Why People Commit Crime: A Strain Theory Perspective
Deviance, criminal behavior and wrong doings; why do they occur? People don't just wake up one morning and say "I'm off from work today so why don't I just go rob a bank". There has to be something in their past or present experiences that cause one to engage in criminal behavior. So what makes people commit crime and most importantly why do they fell they need to so? Criminologists have studied this question for many years and came up with so many different types of answers and theories. All these theories prevail their own unique reason for crime. Due to my interest in this question I also have been reading some theories and looking for a reason. However I stopped at one theory that I automatically had my attention. As I read more about if all the pieces of the complex puzzle of crime began to fall in place.

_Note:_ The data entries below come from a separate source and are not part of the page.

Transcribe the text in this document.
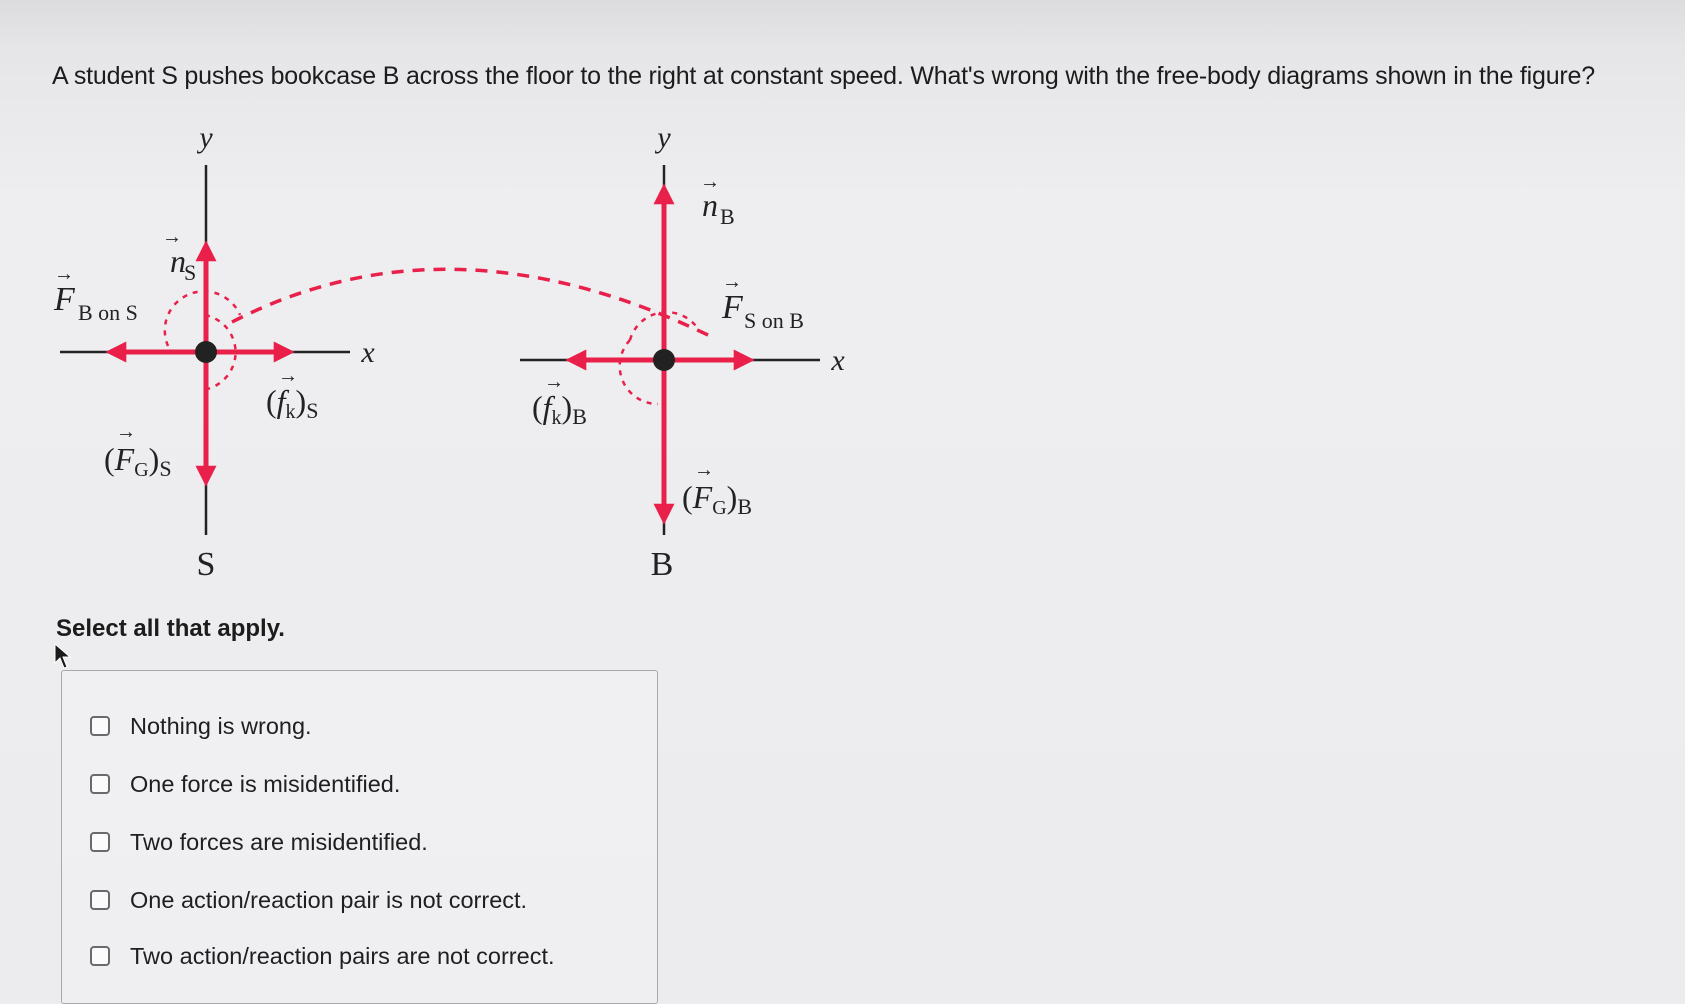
A student S pushes bookcase B across the floor to the right at constant speed. What's wrong with the free-body diagrams shown in the figure?
y
x
n
→
S
F
→
B on S
(fk)S
→
(FG)S
→
S
y
x
n
→
B
F
→
S on B
(fk)B
→
(FG)B
→
B
Select all that apply.
Nothing is wrong.
One force is misidentified.
Two forces are misidentified.
One action/reaction pair is not correct.
Two action/reaction pairs are not correct.
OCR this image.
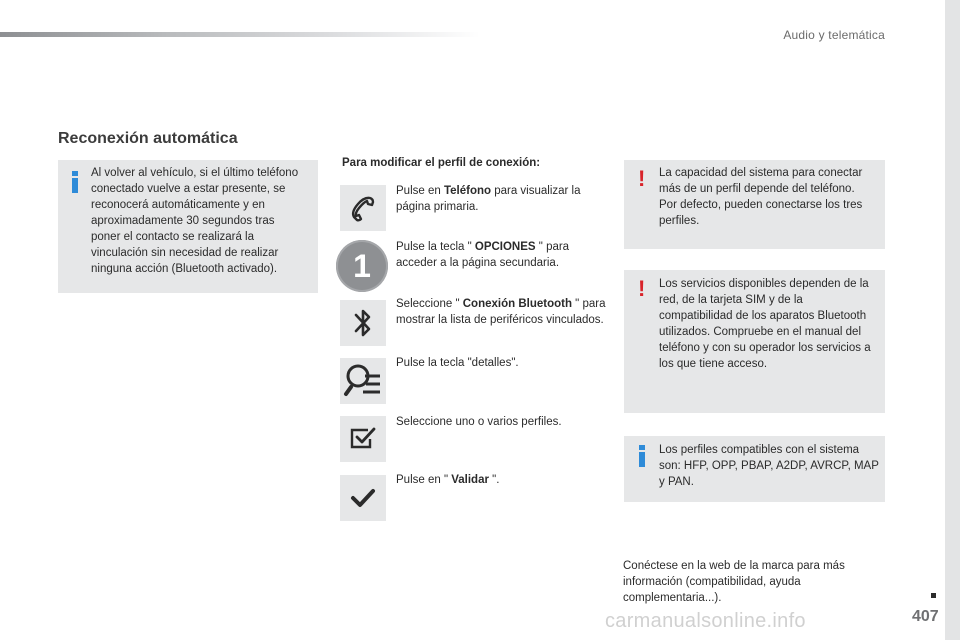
Audio y telemática
Reconexión automática
Al volver al vehículo, si el último teléfono conectado vuelve a estar presente, se reconocerá automáticamente y en aproximadamente 30 segundos tras poner el contacto se realizará la vinculación sin necesidad de realizar ninguna acción (Bluetooth activado).
Para modificar el perfil de conexión:
Pulse en Teléfono para visualizar la página primaria.
1
Pulse la tecla " OPCIONES " para acceder a la página secundaria.
Seleccione " Conexión Bluetooth " para mostrar la lista de periféricos vinculados.
Pulse la tecla "detalles".
Seleccione uno o varios perfiles.
Pulse en " Validar ".
! La capacidad del sistema para conectar más de un perfil depende del teléfono.
Por defecto, pueden conectarse los tres perfiles.
! Los servicios disponibles dependen de la red, de la tarjeta SIM y de la compatibilidad de los aparatos Bluetooth utilizados. Compruebe en el manual del teléfono y con su operador los servicios a los que tiene acceso.
Los perfiles compatibles con el sistema son: HFP, OPP, PBAP, A2DP, AVRCP, MAP y PAN.
Conéctese en la web de la marca para más información (compatibilidad, ayuda complementaria...).
carmanualsonline.info	407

This theory is called the strain theory. This paper will takes you through the day that it was written by Robert Merton in 1938 and the day it was transformed by Robert Agnew into the General Strain Theory in 1992.
A French Sociologist by the name of Emile Durkheim popularized the concept of anomie in his book Suicide: Astudy in Sociology; 1897 where he studied thousands of cases of suicides and concluded that people commit the self-inflicted act due to influences pressured onto them by society. He defined anomie to mean "normlessness". Years later, in 1938 Robert Merton applied Durkheim's definition of anomie to modern industrial societies.
Robert Merton was born on July 4, 1910, in Philadelphia, Pennsylvania. He was named Meyer Schkolnick, but later changed to Robert King Merton because he didn't was every one to know that he was Jewish.